In the interview, Bernanke admitted flat out that he never expected rates to stay so low for so long. It has been at virtually zero since 2009 (technically, at 0.25%, compared to an average since 1971 of nearly 6%).
But Bernanke also pointed out that the long-held policy — which ended this past Wednesday when the Federal Reserve announced a rate hike to 0.5% — has worked. Massive Fed borrowing, so-called quantitative easing (QE), has allowed the U.S. economy room to recover and heal.
“In terms of the purported bad side effects of QE, critics will say it is not over until it’s over, but we can certainly say that to this point, concerns that critics have voiced including high inflation, commodity price spikes, collapse of the dollar, stock market bubbles, failure to recover, all those things that have been repeated over and over again, by a whole litany of critics, but not by professional economists for the most part, so far have failed to manifest,” Bernanke said.
“And if you look at the U.S. economy, both in terms of growth and inflation, we are considerably closer to target than any other major industrial economy and so the results thus far, given where we started, have been reasonably good.”
Many of our clients ask how a portfolio might be built to withstand rising interest rates. After all, the traditional 60/40 stock and bond approach can seem very high risk.
If interest rates rise, bonds fall in price. Likewise, investors could sell off stocks in a bid to catch rising bond rates.
Our approach has been to soften the potential impact of a decline in the bond market by owning a variety of income instruments, including dividend-paying stocks, foreign debt and corporate debt.
Capturing gains
By diversifying across the spectrum of income sources, a passive portfolio indexing model offsets the specific risks of a panic in any given sector. Meanwhile, rigorous rebalancing allows an investor to capture gains where and when they happen.

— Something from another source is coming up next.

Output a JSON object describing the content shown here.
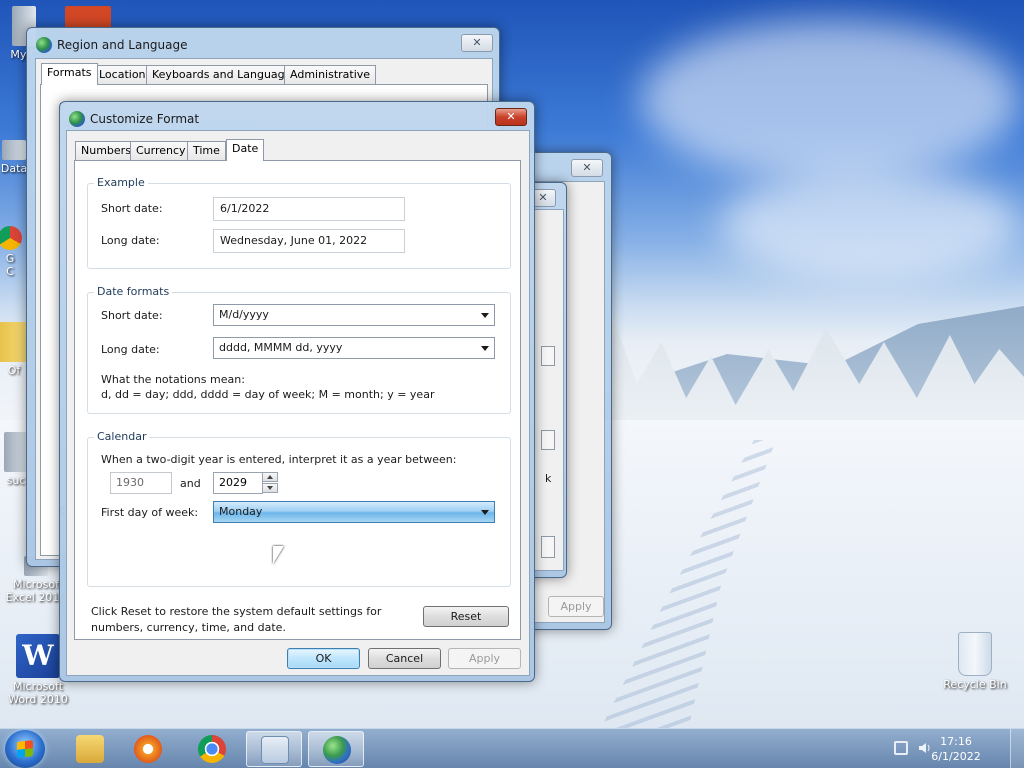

Bernanke’s point is well-taken: A lot of people, many of them in the media, painted a picture of imminent financial disaster due to Fed policies of the past several years. And they were utterly wrong. Many a speculator took a bath on that advice.
Bernanke and his successor at the Fed, Janet Yellen, have no particular ability to forecast the future. Yet they were able to deftly manage reality as it appeared. The passive portfolio investing approach works the same way. Own investments, lower your costs, manage risk as necessary and rebalance.
It sounds simplistic, I know, but the alternative, “all in” contrarian approach, is not investing. It’s betting.